Pick `-hf-base` / `-hf-sft` for inference. Pick `-base` / `-sft` only if you plan to continue
training inside the nanochat codebase.
## Inference sketch (HF format, SFT)
```python
from transformers import AutoModelForCausalLM, AutoTokenizer
import torch
repo = "crellis/nanochat-d20-20tpp-hf-sft"
tok = AutoTokenizer.from_pretrained(repo, trust_remote_code=True)
model = AutoModelForCausalLM.from_pretrained(repo, torch_dtype=torch.bfloat16, trust_remote_code=True).cuda()
messages = [{"role": "user", "content": "Why is the sky blue?"}]
inputs = tok.apply_chat_template(messages, add_generation_prompt=True, return_tensors="pt").cuda()
out = model.generate(inputs, max_new_tokens=256)
print(tok.decode(out[0][inputs.shape[1]:], skip_special_tokens=True))
```
Base (pretrained-only) checkpoints are next-token predictors and do not understand the chat
template; use `-hf-base` for completion-style prompting and `-hf-sft` for chat.
## Training compute
All runs were trained on a single H100 GPU via Slurm.

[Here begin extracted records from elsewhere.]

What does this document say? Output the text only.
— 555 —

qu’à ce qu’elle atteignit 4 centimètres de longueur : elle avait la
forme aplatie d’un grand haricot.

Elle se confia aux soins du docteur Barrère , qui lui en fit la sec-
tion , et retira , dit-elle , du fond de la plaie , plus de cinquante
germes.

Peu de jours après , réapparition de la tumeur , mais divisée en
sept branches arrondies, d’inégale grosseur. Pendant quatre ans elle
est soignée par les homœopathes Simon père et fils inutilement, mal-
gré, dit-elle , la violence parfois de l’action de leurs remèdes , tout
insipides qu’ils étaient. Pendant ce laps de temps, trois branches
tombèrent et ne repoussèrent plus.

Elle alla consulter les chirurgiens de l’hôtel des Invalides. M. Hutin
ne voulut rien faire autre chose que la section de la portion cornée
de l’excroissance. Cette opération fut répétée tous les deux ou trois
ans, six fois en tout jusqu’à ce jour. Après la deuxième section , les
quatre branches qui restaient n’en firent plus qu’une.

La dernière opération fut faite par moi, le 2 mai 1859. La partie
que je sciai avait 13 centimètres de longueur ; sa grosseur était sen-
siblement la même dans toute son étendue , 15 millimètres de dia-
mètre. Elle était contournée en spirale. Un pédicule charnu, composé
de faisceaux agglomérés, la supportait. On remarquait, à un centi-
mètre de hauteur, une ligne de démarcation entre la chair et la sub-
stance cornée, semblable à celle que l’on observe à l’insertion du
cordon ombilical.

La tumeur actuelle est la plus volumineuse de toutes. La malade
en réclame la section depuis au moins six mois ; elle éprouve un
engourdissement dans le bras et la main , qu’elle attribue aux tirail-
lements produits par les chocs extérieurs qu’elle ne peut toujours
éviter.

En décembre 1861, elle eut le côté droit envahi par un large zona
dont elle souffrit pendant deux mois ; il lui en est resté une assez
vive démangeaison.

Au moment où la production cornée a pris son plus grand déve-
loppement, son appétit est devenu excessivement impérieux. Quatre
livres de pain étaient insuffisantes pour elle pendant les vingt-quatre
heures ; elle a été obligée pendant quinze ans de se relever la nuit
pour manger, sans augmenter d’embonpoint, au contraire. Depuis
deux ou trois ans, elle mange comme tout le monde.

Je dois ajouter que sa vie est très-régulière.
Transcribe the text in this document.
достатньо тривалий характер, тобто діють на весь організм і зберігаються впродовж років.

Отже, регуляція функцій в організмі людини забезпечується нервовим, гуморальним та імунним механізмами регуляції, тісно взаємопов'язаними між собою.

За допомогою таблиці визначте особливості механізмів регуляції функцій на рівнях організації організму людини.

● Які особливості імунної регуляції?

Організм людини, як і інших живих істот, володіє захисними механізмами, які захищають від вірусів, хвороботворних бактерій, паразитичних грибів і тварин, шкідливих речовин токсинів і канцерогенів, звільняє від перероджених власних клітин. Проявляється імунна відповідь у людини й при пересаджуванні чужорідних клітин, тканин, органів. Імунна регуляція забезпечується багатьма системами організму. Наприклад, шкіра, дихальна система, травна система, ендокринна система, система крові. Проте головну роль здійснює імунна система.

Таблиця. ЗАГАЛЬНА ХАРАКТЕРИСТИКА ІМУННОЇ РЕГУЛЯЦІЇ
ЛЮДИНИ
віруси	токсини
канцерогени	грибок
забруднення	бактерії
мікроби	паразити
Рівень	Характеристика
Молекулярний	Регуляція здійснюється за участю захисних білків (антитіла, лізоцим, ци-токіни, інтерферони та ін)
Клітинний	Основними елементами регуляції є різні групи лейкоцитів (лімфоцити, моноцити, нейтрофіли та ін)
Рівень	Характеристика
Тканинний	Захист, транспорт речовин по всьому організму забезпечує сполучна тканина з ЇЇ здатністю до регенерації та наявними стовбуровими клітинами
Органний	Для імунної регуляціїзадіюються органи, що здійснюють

Pretraining wall-clock ranges from
~4 hours (d18 @ 9tpp) to ~15 hours (d20 @ 40tpp); SFT adds ~30–90 minutes depending on variant.
## Citation / acknowledgements
- Codebase: [`karpathy/nanochat`](https://github.com/karpathy/nanochat)
- Pretraining data: NVIDIA ClimbMix (via `karpathy/climbmix-400b-shuffle`)
- SFT data: HuggingFaceTB SmolTalk, CAIS MMLU, OpenAI GSM8K, AI2 Tulu-v2 long-mixture
- RoPE-removal recipe: [*Extending the Context of Pretrained LLMs by Dropping Their Positional Embeddings*](https://arxiv.org/pdf/2512.12167) (arXiv:2512.12167)
## License
MIT (inherits from the nanochat repository).